高円寺に「サブカル好き」が多く集まる歴史事情

「中央線沿線に住むこと」が若者の憧れだった

中央線文化発信が盛んだった70年代〜80年代初期には、三寺文化(高円寺・吉祥寺・国分寺)といって、数多くの文士やミュージシャン、芸人、漫画家がこの沿線には棲息していた。
フリージャズの大御所・山下洋輔さんや矢野顕子さんは荻窪に住んでいたし、はっぴいえんどの面々は福生に住みついた。中川五郎、高田渡、友部正人、シバ、南正人、三上寛とかの中央線フォークの連中は、吉祥寺のぐぁらん堂にたむろしたり、小さいけれどヒッピー文化の流れをくんだ自給自足なコミュニティを作っていた。
特にこの辺(中野、高円寺、阿佐ヶ谷、荻窪、西荻、吉祥寺)は、ジャズや古着、古本なんかの素晴らしい情報を発信し続けていた。『名前のない新聞』なんて吉祥寺発のロック系ミニコミもあって、それが僕ら若者文化を代表していたのかな。
(LOFT PROJECT『ROOF TOP』2008年2月号より)

高円寺は「若者の憧れの街」だった

平野が述べるように、中央線文化の1つの象徴は音楽だった。筆者の学生時代には、吉田拓郎の「高円寺」という曲が注目され、地方から上京した学生の憧れの場所になっていた。その後もミュージシャンが住み続けた。

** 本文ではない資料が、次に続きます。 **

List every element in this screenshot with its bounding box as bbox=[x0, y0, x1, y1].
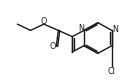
Text: N: N bbox=[79, 24, 84, 33]
Text: N: N bbox=[112, 25, 118, 34]
Text: O: O bbox=[41, 17, 47, 26]
Text: Cl: Cl bbox=[108, 67, 116, 76]
Text: O: O bbox=[49, 42, 56, 51]
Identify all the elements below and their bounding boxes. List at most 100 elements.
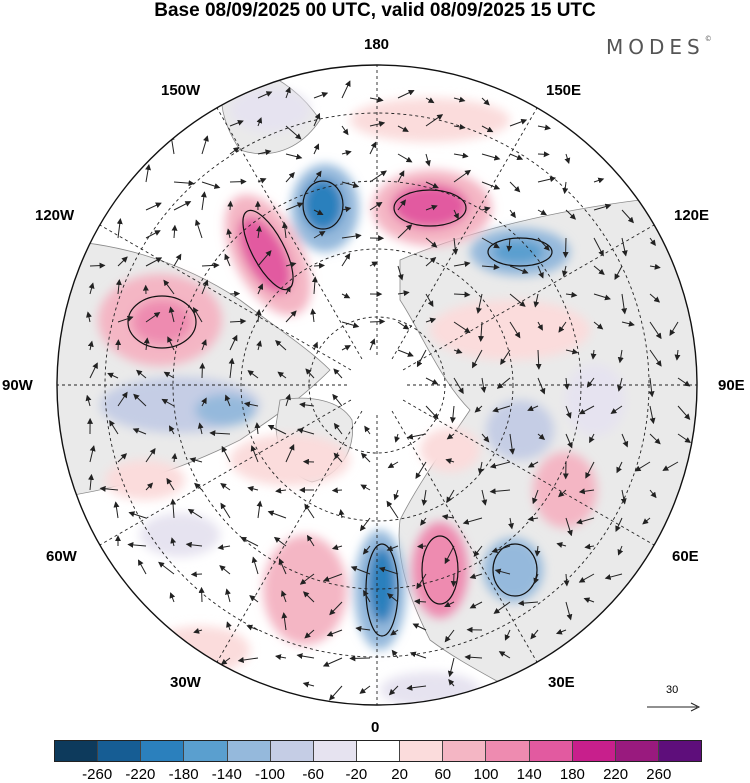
- wind-vector-arrow: [226, 228, 233, 239]
- colorbar-swatch: [55, 741, 99, 761]
- wind-vector-arrow: [173, 180, 195, 187]
- wind-vector-arrow: [280, 590, 287, 603]
- contour-canada: [127, 295, 197, 349]
- wind-vector-arrow: [89, 262, 106, 269]
- wind-vector-arrow: [416, 573, 427, 590]
- wind-vector-arrow: [593, 203, 612, 211]
- wind-vector-arrow: [617, 545, 624, 556]
- wind-vector-arrow: [362, 545, 371, 555]
- wind-vector-arrow: [332, 393, 343, 407]
- wind-vector-arrow: [341, 206, 352, 213]
- wind-vector-arrow: [537, 321, 543, 331]
- wind-vector-arrow: [224, 394, 231, 407]
- wind-vector-arrow: [648, 377, 655, 398]
- wind-vector-arrow: [359, 685, 371, 694]
- wind-vector-arrow: [397, 321, 410, 330]
- wind-vector-arrow: [349, 655, 371, 662]
- wind-vector-arrow: [313, 143, 320, 155]
- wind-vector-arrow: [217, 544, 231, 551]
- wind-vector-arrow: [565, 517, 573, 537]
- wind-vector-arrow: [369, 338, 376, 351]
- wind-vector-arrow: [257, 91, 273, 99]
- wind-vector-arrow: [322, 657, 343, 667]
- wind-vector-arrow: [302, 681, 315, 688]
- wind-vector-arrow: [166, 477, 175, 491]
- wind-vector-arrow: [397, 265, 404, 281]
- wind-vector-arrow: [310, 308, 317, 323]
- wind-vector-arrow: [201, 339, 207, 351]
- wind-vector-arrow: [387, 593, 399, 603]
- wind-vector-arrow: [116, 218, 123, 239]
- colorbar-tick-label: 140: [516, 766, 542, 783]
- wind-vector-arrow: [453, 291, 471, 298]
- colorbar-swatch: [270, 741, 314, 761]
- wind-vector-arrow: [481, 181, 501, 190]
- wind-vector-arrow: [304, 629, 315, 639]
- wind-vector-arrow: [219, 565, 231, 575]
- colorbar-swatch: [443, 741, 487, 761]
- wind-vector-arrow: [285, 393, 291, 407]
- wind-vector-arrow: [481, 263, 500, 270]
- wind-vector-arrow: [313, 230, 326, 239]
- wind-vector-arrow: [386, 545, 399, 552]
- wind-vector-arrow: [341, 233, 362, 240]
- wind-vector-arrow: [425, 317, 437, 324]
- wind-vector-arrow: [299, 573, 315, 585]
- wind-vector-arrow: [173, 201, 192, 211]
- wind-vector-arrow: [533, 573, 540, 585]
- wind-vector-arrow: [220, 483, 231, 491]
- contour-east-siberia: [393, 189, 467, 227]
- wind-vector-arrow: [390, 629, 399, 636]
- wind-vector-arrow: [453, 209, 459, 220]
- colorbar-tick-label: -20: [345, 766, 368, 783]
- wind-vector-arrow: [369, 318, 386, 325]
- map-outline: [56, 64, 698, 706]
- wind-vector-arrow: [425, 97, 435, 104]
- wind-vector-arrow: [464, 654, 483, 661]
- wind-vector-arrow: [171, 452, 178, 463]
- wind-vector-arrow: [369, 96, 384, 103]
- wind-vector-arrow: [449, 405, 456, 424]
- anomaly-weak-pos-3: [350, 98, 510, 142]
- wind-vector-arrow: [649, 263, 661, 270]
- wind-vector-arrow: [226, 621, 232, 631]
- wind-vector-arrow: [285, 153, 303, 160]
- wind-vector-arrow: [281, 221, 288, 239]
- lon-label-120W: 120W: [35, 207, 75, 224]
- wind-vector-arrow: [133, 393, 147, 407]
- wind-vector-arrow: [558, 321, 567, 333]
- wind-vector-arrow: [117, 315, 134, 323]
- wind-vector-arrow: [369, 201, 383, 211]
- wind-vector-arrow: [115, 279, 122, 295]
- wind-vector-arrow: [169, 592, 176, 603]
- lon-label-120E: 120E: [674, 207, 710, 224]
- pole-blank: [347, 355, 407, 415]
- wind-vector-arrow: [117, 391, 128, 407]
- wind-vector-arrow: [406, 684, 427, 691]
- wind-vector-arrow: [472, 349, 483, 369]
- wind-vector-arrow: [621, 293, 628, 315]
- wind-vector-arrow: [533, 293, 540, 308]
- wind-vector-arrow: [674, 349, 681, 361]
- colorbar-tick-label: 20: [391, 766, 408, 783]
- wind-vector-arrow: [86, 311, 92, 323]
- reference-vector-arrow: [647, 702, 701, 712]
- wind-vector-arrow: [649, 489, 657, 499]
- wind-vector-arrow: [167, 336, 175, 351]
- wind-vector-arrow: [127, 541, 147, 548]
- wind-vector-arrow: [621, 209, 634, 224]
- wind-vector-arrow: [391, 649, 399, 659]
- anomaly-min-chukchi-core: [303, 179, 343, 231]
- colorbar-swatch: [529, 741, 573, 761]
- wind-vector-arrow: [257, 283, 264, 295]
- wind-vector-arrow: [251, 556, 259, 575]
- wind-vector-arrow: [585, 461, 595, 479]
- wind-vector-arrow: [168, 306, 175, 323]
- wind-vector-arrow: [229, 334, 238, 351]
- wind-vector-arrow: [393, 489, 400, 501]
- wind-vector-arrow: [453, 96, 466, 103]
- colorbar-tick-label: -220: [125, 766, 156, 783]
- wind-vector-arrow: [145, 202, 162, 211]
- colorbar-tick-label: -260: [82, 766, 113, 783]
- wind-vector-arrow: [285, 261, 297, 268]
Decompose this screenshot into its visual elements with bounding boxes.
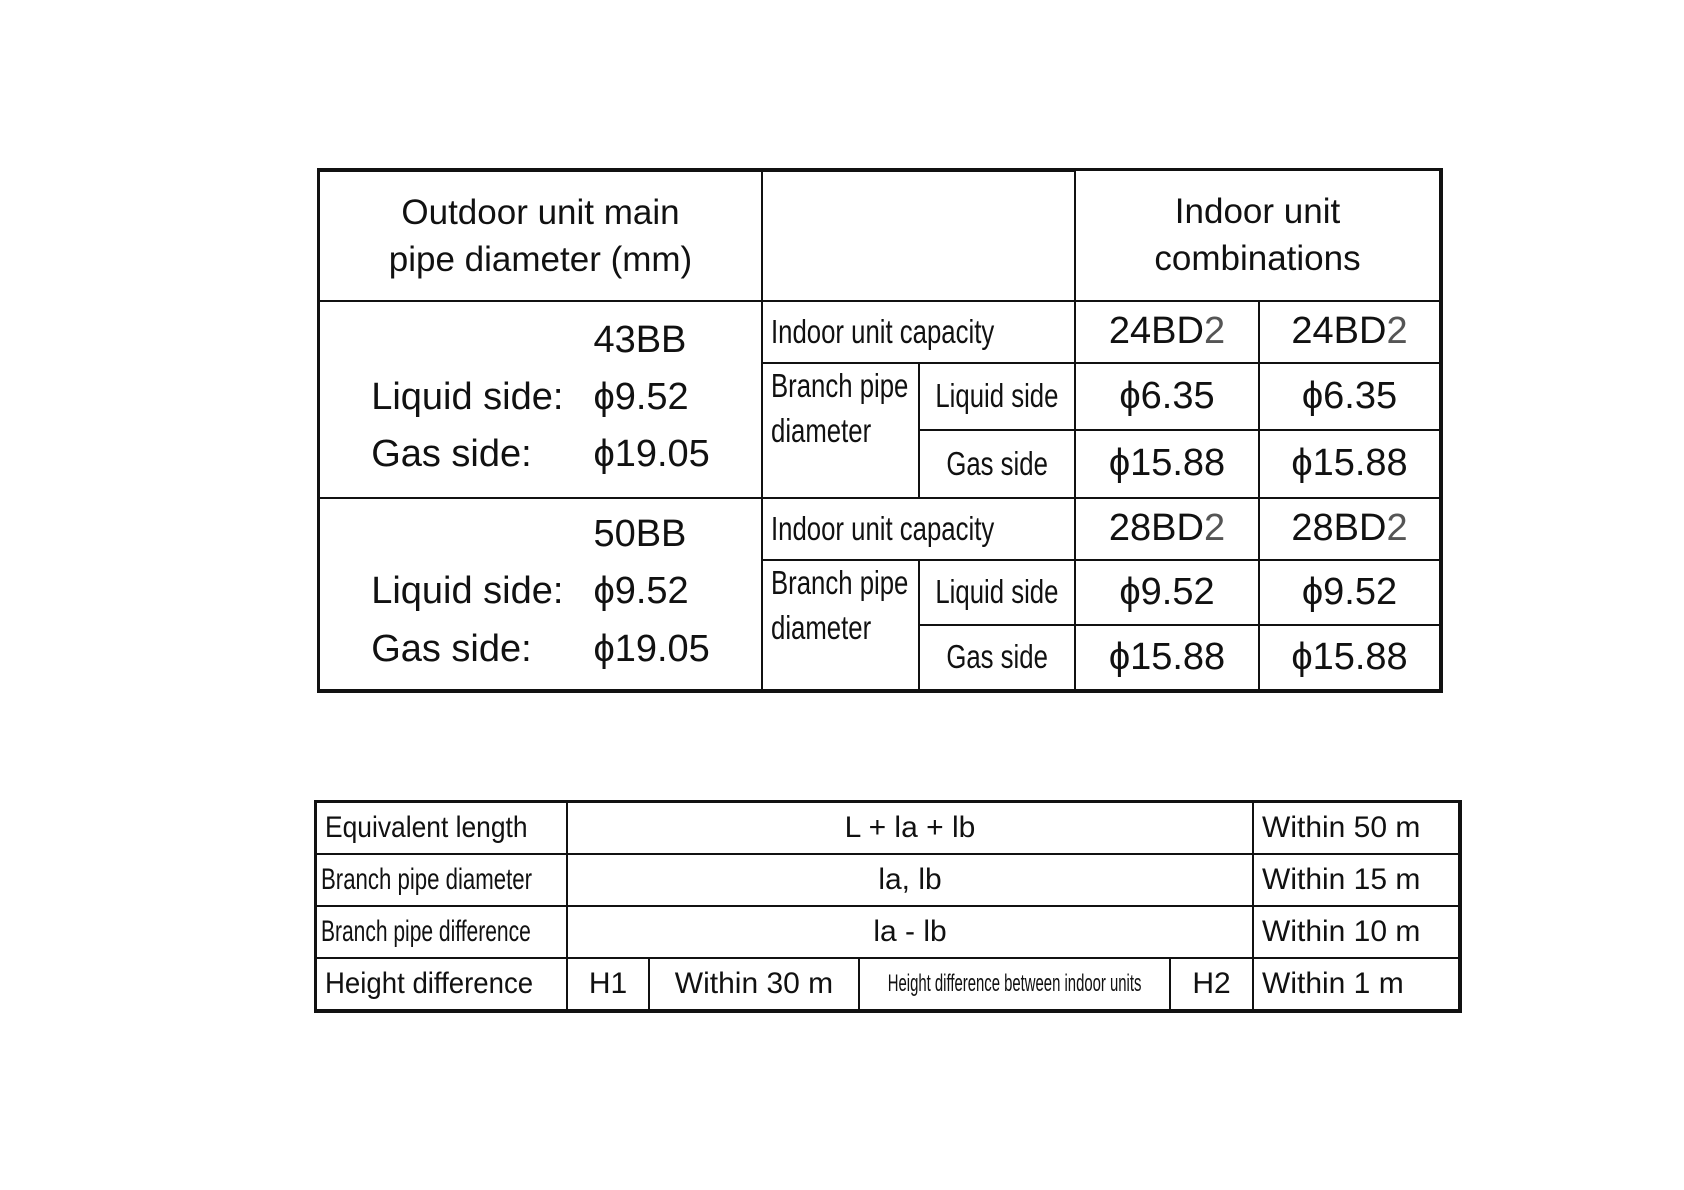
gas-side-text: Gas side (946, 638, 1048, 676)
liquid-diameter: ϕ9.52 (1301, 570, 1398, 613)
row-label-text: Branch pipe difference (321, 914, 531, 948)
header-outdoor-unit: Outdoor unit main pipe diameter (mm) (318, 170, 763, 302)
h1-limit-text: Within 30 m (674, 966, 834, 1000)
capacity-value: 28BD (1291, 507, 1387, 550)
gas-value: ϕ19.05 (593, 627, 710, 670)
header-line: Indoor unit (1174, 191, 1341, 231)
liquid-label: Liquid side: (371, 570, 564, 613)
header-line: Outdoor unit main (401, 192, 680, 232)
liquid-label: Liquid side: (371, 375, 564, 418)
gas-diameter: ϕ15.88 (1291, 442, 1408, 485)
liquid-diameter: ϕ6.35 (1119, 374, 1215, 417)
h2-text: H2 (1192, 966, 1231, 1000)
limit-text: Within 10 m (1262, 914, 1421, 948)
gas-side-text: Gas side (946, 444, 1048, 482)
row-limit: Within 10 m (1252, 905, 1460, 959)
row-label-text: Equivalent length (325, 810, 528, 844)
outdoor-unit-43bb: 43BB Liquid side: ϕ9.52 Gas side: ϕ19.05 (318, 300, 763, 499)
liquid-side-text: Liquid side (935, 573, 1059, 611)
outdoor-unit-50bb: 50BB Liquid side: ϕ9.52 Gas side: ϕ19.05 (318, 497, 763, 691)
liquid-diameter: ϕ6.35 (1301, 374, 1398, 417)
liquid-value-cell: ϕ6.35 (1258, 362, 1441, 431)
liquid-value-cell: ϕ9.52 (1258, 559, 1441, 626)
row-limit: Within 15 m (1252, 853, 1460, 907)
capacity-suffix: 2 (1386, 507, 1408, 550)
liquid-diameter: ϕ9.52 (1119, 570, 1215, 613)
formula-text: la - lb (873, 914, 947, 948)
gas-diameter: ϕ15.88 (1108, 442, 1226, 485)
gas-diameter: ϕ15.88 (1291, 635, 1408, 678)
height-label-text: Height difference (325, 966, 534, 1000)
branch-label-line: Branch pipe (771, 367, 909, 404)
capacity-suffix: 2 (1203, 310, 1226, 353)
gas-diameter: ϕ15.88 (1108, 635, 1226, 678)
model-name: 50BB (593, 513, 687, 556)
between-label-text: Height difference between indoor units (887, 969, 1142, 997)
gas-label: Gas side: (371, 433, 532, 476)
capacity-value: 28BD (1108, 507, 1204, 550)
liquid-value: ϕ9.52 (593, 375, 689, 418)
capacity-label-text: Indoor unit capacity (771, 509, 995, 547)
capacity-label-text: Indoor unit capacity (771, 312, 995, 350)
gas-label: Gas side: (371, 627, 532, 670)
limit-text: Within 15 m (1262, 862, 1421, 896)
branch-label-line: diameter (771, 608, 872, 646)
capacity-suffix: 2 (1386, 310, 1408, 353)
formula-text: L + la + lb (844, 810, 976, 844)
capacity-value: 24BD (1291, 310, 1387, 353)
liquid-value: ϕ9.52 (593, 570, 689, 613)
capacity-suffix: 2 (1203, 507, 1226, 550)
branch-label-line: Branch pipe (771, 564, 909, 601)
formula-text: la, lb (878, 862, 942, 896)
limit-text: Within 50 m (1262, 810, 1421, 844)
liquid-side-text: Liquid side (935, 377, 1059, 415)
h2-limit-text: Within 1 m (1262, 966, 1404, 1000)
capacity-cell: 24BD 2 (1258, 300, 1441, 364)
bottom-table-border (314, 800, 1462, 1013)
h1-text: H1 (588, 966, 628, 1000)
gas-value-cell: ϕ15.88 (1074, 429, 1260, 499)
top-table-border (317, 168, 1443, 693)
header-line: pipe diameter (mm) (388, 240, 693, 279)
branch-label-line: diameter (771, 411, 872, 449)
model-name: 43BB (593, 318, 687, 361)
capacity-value: 24BD (1108, 310, 1204, 353)
header-line: combinations (1154, 239, 1361, 278)
gas-value: ϕ19.05 (593, 433, 710, 476)
row-label-text: Branch pipe diameter (321, 862, 533, 896)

高円寺は地方から上京した学生の「憧れの場所」だった(写真:momo/PIXTA)

この背景には、1970年代に新宿を中心に、フォークソング、アングラ、サイケなどのカウンターカルチャーのムーブメントが起き、彼らの居住地として高円寺近辺が最適だったからだろう。

喫茶店「七つ森」は、上京した学生たちのたまり場になり、さらにジャズ喫茶やロック喫茶、古書店、小劇場などが駅周辺に集積していった。こうして高円寺周辺は、新たなカルチャーの温床となっていく。

音楽雑誌『ミュージック・ステディ』の編集長・市川清師は、ウェブ連載のコラムで以下のように述べている。

歴史に“もしも”はないが、もしも高円寺のロック喫茶「ムーヴィン」で、伊藤銀次と駒沢裕城が山下達郎のアマチュア時代の自主制作盤「ADD SOME MUSIC TO YOUR DAY」を聞いていなければ、大滝詠一と山下達郎の出会いはもう少し先のことになり、シュガー・ベイブママが大瀧のナイアガラ・レーベルから出ることもなかっただろう。
(「高円寺『ムーヴィン』から始まった伊藤銀次 山下達郎 大滝詠一 佐野元春へと
繋がる縁とは?」『大人のミュージックカレンダー』2015年8月26日配信より)

この喫茶店「ムーヴィン」のオーナーである和田博巳は、その後、ロックバンド「はちみつぱい」にベーシストとして参加し、フリーのレコーディングディレクター、音楽プロデューサーとして、ピチカート・ファイヴ、あがた森魚、オリジナル・ラブなどのアルバム制作に携わる。現在はオーディオ評論家として、オーディオ専門誌をはじめとする各種メディアで評論・執筆活動を行っている。